His promise to step aside followed the resignation of Ivars Godmanis, the Latvian prime minister, over his handling of the economic crisis. On Tuesday, Czech MPs passed a no-confidence vote against the coalition government of Mirek Topolanek, the centre-right prime minister and current holder of the European Union's rotating presidency.
Mr Gyurcsany said his presence had become a hindrance to the passage of badly needed economic reforms as the country slides into recession. The president can call new elections only if Mr Gyurcsany actually resigns rather than allowing himself to be replaced.
Candidates floated at party negotiations have included Mr Bokros and Gyorgy Suranyi, a former central banker who is currently head of CIB Bank, a subsidiary of Italy's Intesa SanPaolo.
Though both names were welcomed by markets, Mr Bokros was rejected by the Socialists who believe his stabilisation plan is too brutal, while Mr Suranyi has said he will only accept the prime ministership if he is supported by all four parliamentary parties.
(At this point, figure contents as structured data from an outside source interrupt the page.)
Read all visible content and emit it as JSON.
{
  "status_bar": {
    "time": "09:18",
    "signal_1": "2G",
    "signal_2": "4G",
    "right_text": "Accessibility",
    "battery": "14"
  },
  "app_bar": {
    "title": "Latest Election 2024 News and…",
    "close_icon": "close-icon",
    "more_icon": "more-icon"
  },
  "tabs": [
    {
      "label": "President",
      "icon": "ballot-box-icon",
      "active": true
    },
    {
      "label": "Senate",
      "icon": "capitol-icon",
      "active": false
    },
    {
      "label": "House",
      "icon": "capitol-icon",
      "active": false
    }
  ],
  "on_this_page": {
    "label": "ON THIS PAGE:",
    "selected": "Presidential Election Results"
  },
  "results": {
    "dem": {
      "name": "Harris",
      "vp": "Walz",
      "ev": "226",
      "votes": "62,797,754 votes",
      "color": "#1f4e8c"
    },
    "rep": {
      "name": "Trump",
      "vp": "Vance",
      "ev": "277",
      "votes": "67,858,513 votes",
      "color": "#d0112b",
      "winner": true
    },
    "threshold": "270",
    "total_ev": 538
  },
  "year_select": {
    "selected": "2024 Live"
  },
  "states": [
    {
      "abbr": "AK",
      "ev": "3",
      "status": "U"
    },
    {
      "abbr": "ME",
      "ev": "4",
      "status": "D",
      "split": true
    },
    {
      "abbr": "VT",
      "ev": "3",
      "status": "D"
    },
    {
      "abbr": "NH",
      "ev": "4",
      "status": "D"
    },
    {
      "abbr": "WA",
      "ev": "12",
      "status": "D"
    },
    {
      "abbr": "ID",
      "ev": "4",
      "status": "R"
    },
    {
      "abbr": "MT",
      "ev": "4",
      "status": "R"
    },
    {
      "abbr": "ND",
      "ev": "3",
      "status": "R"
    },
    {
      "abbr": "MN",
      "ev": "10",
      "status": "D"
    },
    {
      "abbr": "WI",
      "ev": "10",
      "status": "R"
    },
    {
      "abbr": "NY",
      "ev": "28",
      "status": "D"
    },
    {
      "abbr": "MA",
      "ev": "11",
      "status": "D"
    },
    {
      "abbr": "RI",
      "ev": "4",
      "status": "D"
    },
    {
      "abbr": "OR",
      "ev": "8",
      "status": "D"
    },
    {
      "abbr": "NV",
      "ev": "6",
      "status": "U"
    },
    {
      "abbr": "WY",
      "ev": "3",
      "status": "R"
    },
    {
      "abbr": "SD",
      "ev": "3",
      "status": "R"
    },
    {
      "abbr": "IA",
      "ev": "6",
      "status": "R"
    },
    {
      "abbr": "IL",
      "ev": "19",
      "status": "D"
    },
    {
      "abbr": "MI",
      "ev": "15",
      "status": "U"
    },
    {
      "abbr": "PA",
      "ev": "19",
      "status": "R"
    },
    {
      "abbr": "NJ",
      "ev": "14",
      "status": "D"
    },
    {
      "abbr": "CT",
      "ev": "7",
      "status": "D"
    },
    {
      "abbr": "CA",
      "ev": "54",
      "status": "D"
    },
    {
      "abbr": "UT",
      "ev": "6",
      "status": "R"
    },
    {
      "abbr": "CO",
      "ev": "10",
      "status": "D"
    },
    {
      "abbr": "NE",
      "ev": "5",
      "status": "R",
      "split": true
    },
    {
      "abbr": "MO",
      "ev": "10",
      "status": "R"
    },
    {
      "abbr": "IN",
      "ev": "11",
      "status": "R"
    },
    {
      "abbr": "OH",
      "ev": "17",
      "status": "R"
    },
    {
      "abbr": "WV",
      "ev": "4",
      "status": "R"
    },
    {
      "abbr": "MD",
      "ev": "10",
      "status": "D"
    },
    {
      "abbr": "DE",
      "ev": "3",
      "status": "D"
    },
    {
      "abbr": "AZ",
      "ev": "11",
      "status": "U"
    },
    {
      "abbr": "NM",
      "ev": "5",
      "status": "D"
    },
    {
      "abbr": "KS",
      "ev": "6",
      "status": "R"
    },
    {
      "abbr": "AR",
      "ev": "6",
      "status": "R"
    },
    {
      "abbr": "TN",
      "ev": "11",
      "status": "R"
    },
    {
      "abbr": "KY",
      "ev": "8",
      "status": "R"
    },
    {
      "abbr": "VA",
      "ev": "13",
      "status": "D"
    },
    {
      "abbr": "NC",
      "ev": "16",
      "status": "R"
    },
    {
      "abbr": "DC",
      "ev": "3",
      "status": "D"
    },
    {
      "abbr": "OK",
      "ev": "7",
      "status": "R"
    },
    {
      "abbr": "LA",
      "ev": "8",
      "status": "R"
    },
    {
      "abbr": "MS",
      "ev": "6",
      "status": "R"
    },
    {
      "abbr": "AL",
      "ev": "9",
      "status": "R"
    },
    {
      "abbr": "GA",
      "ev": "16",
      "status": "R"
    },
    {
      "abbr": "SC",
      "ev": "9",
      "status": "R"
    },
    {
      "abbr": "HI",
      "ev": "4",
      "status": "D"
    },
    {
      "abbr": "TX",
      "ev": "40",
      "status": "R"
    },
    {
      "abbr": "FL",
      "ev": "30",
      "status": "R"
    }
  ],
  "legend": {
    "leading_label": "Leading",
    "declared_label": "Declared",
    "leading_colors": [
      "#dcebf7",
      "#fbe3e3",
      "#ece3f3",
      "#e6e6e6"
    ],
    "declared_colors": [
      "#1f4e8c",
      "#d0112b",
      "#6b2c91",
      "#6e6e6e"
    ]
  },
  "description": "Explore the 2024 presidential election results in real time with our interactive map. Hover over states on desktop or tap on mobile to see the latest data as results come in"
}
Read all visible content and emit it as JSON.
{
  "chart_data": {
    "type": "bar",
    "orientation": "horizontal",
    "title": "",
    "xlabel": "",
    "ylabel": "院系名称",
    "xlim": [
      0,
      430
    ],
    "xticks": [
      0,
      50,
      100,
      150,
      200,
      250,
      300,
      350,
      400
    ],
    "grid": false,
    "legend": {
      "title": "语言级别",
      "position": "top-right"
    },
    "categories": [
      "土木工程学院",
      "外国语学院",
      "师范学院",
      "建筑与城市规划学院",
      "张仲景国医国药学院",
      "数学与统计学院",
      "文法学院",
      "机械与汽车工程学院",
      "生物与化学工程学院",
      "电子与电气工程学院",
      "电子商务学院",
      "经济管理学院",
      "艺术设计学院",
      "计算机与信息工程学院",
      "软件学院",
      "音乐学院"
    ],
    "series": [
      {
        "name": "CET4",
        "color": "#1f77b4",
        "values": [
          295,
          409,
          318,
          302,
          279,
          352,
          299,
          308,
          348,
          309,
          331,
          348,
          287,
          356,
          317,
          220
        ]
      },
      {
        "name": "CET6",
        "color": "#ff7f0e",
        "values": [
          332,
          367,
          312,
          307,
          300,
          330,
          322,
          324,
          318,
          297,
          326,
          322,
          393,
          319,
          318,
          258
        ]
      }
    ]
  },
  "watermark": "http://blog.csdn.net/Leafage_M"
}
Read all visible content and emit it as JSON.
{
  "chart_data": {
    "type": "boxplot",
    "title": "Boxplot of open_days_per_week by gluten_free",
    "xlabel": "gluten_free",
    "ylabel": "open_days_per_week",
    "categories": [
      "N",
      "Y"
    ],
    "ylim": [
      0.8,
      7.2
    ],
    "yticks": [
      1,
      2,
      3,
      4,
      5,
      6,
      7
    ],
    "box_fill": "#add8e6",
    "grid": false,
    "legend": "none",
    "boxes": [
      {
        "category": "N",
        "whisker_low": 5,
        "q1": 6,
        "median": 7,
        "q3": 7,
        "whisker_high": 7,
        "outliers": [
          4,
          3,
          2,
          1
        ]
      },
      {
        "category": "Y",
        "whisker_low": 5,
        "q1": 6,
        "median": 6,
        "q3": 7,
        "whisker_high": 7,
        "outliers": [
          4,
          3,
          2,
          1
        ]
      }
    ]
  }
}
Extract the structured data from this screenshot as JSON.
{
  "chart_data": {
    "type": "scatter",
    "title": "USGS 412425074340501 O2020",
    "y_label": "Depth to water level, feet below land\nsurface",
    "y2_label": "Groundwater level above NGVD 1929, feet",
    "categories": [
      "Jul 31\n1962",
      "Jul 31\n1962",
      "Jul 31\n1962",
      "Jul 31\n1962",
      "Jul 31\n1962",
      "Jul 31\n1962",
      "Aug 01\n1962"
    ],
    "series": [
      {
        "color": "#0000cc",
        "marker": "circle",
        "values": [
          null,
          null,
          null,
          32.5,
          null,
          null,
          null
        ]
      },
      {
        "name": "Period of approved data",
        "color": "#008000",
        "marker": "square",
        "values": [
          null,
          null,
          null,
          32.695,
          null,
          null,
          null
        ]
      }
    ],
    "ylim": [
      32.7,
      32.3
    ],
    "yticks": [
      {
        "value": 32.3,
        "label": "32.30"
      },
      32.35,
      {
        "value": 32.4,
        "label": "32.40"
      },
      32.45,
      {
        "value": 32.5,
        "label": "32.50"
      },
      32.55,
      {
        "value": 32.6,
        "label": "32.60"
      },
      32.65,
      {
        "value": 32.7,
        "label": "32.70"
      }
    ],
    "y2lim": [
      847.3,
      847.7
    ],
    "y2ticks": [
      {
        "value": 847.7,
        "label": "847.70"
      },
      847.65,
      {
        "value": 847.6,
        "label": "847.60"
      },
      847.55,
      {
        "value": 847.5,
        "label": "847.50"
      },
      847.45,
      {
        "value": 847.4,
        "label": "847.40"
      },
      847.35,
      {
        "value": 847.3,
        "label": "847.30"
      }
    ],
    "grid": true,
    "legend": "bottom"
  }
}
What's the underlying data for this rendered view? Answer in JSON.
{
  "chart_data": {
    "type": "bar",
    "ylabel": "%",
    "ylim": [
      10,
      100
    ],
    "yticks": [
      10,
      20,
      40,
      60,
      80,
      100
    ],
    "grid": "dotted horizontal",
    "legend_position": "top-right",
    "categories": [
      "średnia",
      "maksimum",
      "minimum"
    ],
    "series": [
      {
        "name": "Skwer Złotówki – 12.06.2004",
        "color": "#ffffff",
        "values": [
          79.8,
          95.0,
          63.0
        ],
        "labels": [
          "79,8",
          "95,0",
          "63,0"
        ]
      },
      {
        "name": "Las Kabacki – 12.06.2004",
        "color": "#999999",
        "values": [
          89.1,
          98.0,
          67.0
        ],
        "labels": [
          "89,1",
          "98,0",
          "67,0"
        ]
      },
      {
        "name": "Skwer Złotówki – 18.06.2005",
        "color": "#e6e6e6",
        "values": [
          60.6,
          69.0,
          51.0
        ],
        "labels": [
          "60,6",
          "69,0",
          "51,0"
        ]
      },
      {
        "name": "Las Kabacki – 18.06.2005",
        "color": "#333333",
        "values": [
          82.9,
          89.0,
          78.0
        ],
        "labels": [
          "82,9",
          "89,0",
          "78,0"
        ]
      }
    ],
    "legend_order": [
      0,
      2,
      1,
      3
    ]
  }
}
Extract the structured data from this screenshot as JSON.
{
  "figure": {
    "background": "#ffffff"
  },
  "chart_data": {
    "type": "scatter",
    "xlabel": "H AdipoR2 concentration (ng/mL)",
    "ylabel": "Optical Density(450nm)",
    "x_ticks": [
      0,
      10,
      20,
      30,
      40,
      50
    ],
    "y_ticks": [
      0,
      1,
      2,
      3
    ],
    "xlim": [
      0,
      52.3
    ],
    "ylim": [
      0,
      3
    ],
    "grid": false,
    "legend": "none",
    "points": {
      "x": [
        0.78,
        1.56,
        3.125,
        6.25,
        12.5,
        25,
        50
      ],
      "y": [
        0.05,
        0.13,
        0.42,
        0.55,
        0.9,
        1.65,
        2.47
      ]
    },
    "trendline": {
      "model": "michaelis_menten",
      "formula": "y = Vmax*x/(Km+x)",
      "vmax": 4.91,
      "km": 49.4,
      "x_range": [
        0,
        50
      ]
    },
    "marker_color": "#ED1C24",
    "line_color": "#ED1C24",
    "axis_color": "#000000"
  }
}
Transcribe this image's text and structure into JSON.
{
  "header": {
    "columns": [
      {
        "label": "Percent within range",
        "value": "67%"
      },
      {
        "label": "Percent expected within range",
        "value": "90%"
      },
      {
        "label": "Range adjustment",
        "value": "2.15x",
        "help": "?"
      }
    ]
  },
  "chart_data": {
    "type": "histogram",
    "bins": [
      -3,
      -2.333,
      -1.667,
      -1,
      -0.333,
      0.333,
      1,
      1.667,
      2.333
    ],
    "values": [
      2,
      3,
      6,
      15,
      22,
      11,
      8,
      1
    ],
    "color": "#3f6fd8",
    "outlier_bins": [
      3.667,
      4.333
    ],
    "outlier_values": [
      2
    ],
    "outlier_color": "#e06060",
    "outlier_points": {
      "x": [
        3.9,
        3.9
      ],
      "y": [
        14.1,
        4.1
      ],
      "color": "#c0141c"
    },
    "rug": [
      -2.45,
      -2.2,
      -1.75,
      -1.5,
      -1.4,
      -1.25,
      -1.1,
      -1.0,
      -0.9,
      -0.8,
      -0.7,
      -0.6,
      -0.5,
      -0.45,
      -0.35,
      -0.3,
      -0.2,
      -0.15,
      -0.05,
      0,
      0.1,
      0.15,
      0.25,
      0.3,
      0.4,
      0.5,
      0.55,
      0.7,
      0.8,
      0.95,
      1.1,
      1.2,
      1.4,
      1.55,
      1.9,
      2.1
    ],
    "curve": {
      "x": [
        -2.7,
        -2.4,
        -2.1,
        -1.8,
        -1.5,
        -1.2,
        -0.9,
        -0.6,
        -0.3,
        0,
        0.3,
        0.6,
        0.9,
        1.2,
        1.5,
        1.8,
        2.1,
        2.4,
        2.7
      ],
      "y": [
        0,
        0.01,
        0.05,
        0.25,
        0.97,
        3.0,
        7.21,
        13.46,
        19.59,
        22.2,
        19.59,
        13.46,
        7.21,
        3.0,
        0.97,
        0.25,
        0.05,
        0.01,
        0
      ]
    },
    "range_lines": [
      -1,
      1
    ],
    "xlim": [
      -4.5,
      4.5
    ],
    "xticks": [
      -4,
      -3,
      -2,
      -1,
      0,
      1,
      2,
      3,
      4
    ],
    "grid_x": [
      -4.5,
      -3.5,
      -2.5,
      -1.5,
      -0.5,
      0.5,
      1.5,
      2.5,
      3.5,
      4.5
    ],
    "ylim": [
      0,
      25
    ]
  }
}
This is unlikely, since Fidesz, the centre-right opposition party, insists on early elections.
With little chance of reaching agreement on heavy hitters, the Socialists and the Free Democrats, their former coalition partners, have been discussing candidates including a former historian who headed the country's Academy of Sciences.
But with investor confidence in Hungary at an all-time low, any new prime minister will have to act fast to restore the fiscal credibility of Hungary, which was forced to turn to the IMF for a €20bn support package last autumn.
Gabor Ambrus, an economist at the London consultancy 4cast, said earlier this week: "If somebody of Mr Bokros' calibre is appointed, it would be very positive[...] The real question, though, is whether the appointee will be able to put together a credible plan." A weak candidate could spark further investor flight, he said.